A, B site doping strategy enhances Sr0.9Y0.1Fe1-xNixO3-δ structural stability, electrical and magnetic properties driven by Fe (Ⅳ) ions

Abstract

The SrFeO3-δ system attracts much attention due to its diverse crystal structures and favorable physicochemical properties. In this study, we introduced 10% Y ions into the Sr-site of oxygen-deficient metastable SrFeO3-δ, successfully synthesized a stable perovskite structure Sr0.9Y0.1FeO3-δ, though a tiny tetragonal phase SrFeO2.86 existed. Then, by gradient doping magnetic Ni ions at the Fe-site, the Sr0.9Y0.1Fe1-xNixO3-δ (x = 0.05~0.1) polycrystals were of a pure cubic perovskite structure with some lattice contraction, while x = 0.2, tiny traces of NiO (1.1%) are precipitated with slight lattice expansion. As x increased to 0.2, all samples were of p-type semiconducting transport in small polaron conduction and antiferromagnetic behavior (TN~66 → 58 K). The introduction of Ni2+/3+ drove grain growth and Fe3+ conversion to Fe4+ (Fe4+~50.39% → 70.62%) as well as oxygen vacancies increase.
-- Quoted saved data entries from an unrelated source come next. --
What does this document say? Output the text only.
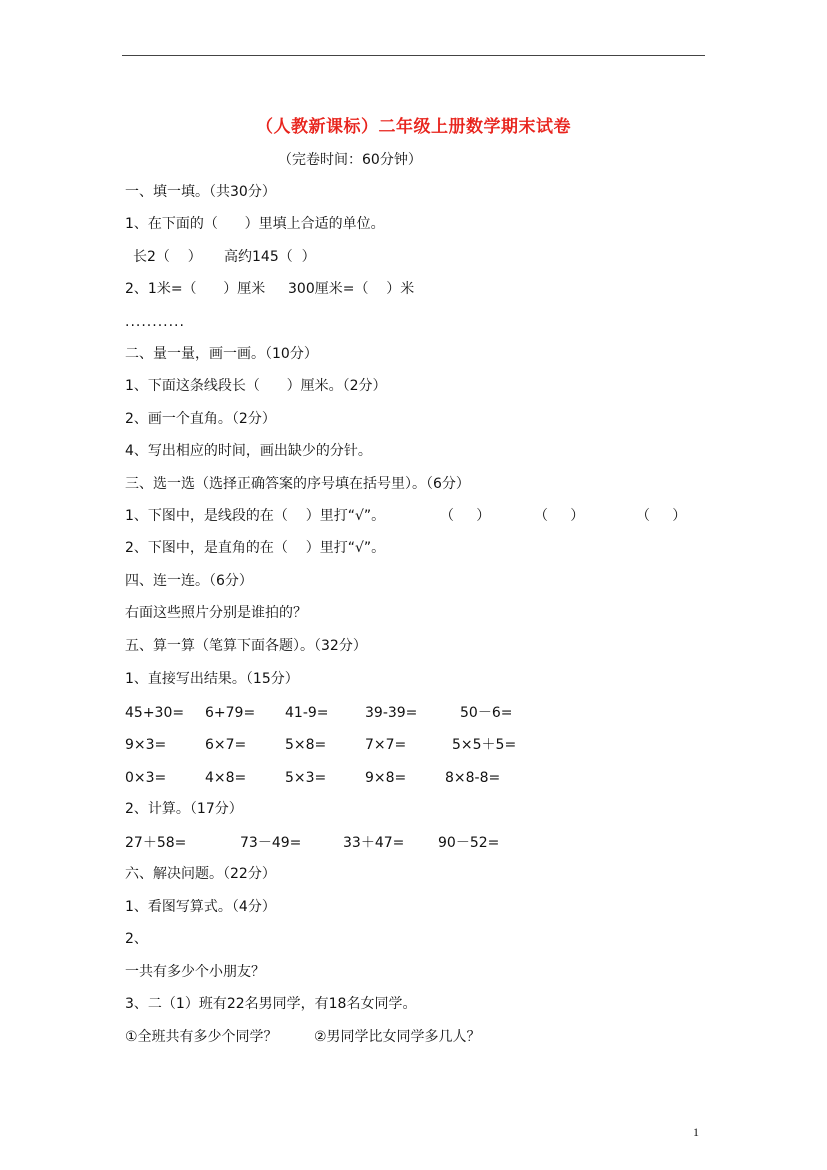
（人教新课标）二年级上册数学期末试卷
（完卷时间：60分钟）
一、填一填。（共30分）
1、在下面的（      ）里填上合适的单位。
长2（    ） 高约145（  ）
2、1米=（      ）厘米 300厘米=（    ）米
...........
二、量一量，画一画。（10分）
1、下面这条线段长（      ）厘米。（2分）
2、画一个直角。（2分）
4、写出相应的时间，画出缺少的分针。
三、选一选（选择正确答案的序号填在括号里）。（6分）
1、下图中，是线段的在（    ）里打“√”。	（     ）	（     ）	（     ）
2、下图中，是直角的在（    ）里打“√”。
四、连一连。（6分）
右面这些照片分别是谁拍的？
五、算一算（笔算下面各题）。（32分）
1、直接写出结果。（15分）
45+30= 6+79= 41-9=	39-39=	50－6=
9×3=	6×7=	5×8=	7×7=	5×5＋5=
0×3=	4×8=	5×3=	9×8=	8×8-8=
2、计算。（17分）
27＋58=	73－49=	33＋47= 90－52=
六、解决问题。（22分）
1、看图写算式。（4分）
2、
一共有多少个小朋友？
3、二（1）班有22名男同学，有18名女同学。
①全班共有多少个同学？	②男同学比女同学多几人？
1
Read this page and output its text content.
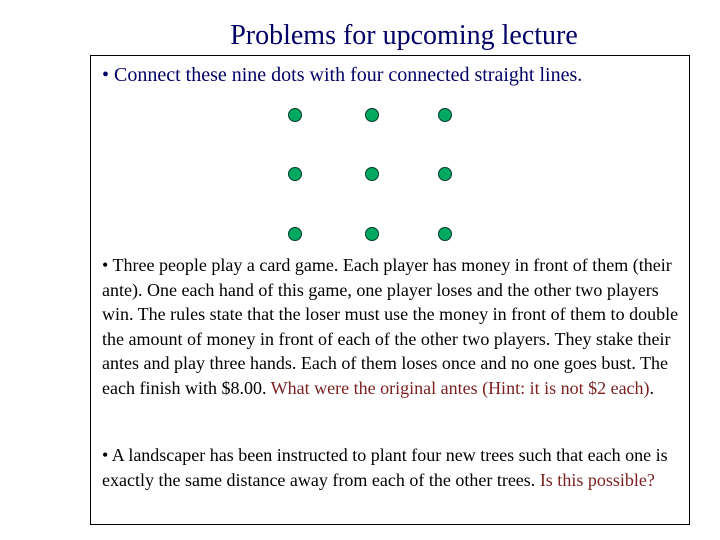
Problems for upcoming lecture
• Connect these nine dots with four connected straight lines.
• Three people play a card game. Each player has money in front of them (their ante). One each hand of this game, one player loses and the other two players win. The rules state that the loser must use the money in front of them to double the amount of money in front of each of the other two players. They stake their antes and play three hands. Each of them loses once and no one goes bust. The each finish with $8.00. What were the original antes (Hint: it is not $2 each).
• A landscaper has been instructed to plant four new trees such that each one is exactly the same distance away from each of the other trees. Is this possible?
Resulting in thermal activation energy reduction (Ea~0.1135 → 0.0784 eV), and hole carrier concentration increase (n~9.69·1016 → 1.15·1019 cm-3), consequently room-temperature resistivity magnitude decrease (ρ_{300 K} ~48.08 → 0.65 Ω·cm). While the HS-Ni2+/3+ (t_2g⁶e_g², S = 1, t_2g⁵e_g², S = 3/2) partially replaces LS-Fe3+ (t_2g⁵e_g⁰, S = 1/2) and induced the LS-Fe3+ transform to HS-Fe4+ (t_2g³e_g¹, S = 2), which enhanced the effective magnetic moment of B-site ions (μeff~3.22 → 4.07 μB) and magnetization intensity (M_max, FC~52.71 → 135.8 10-3·emu/g).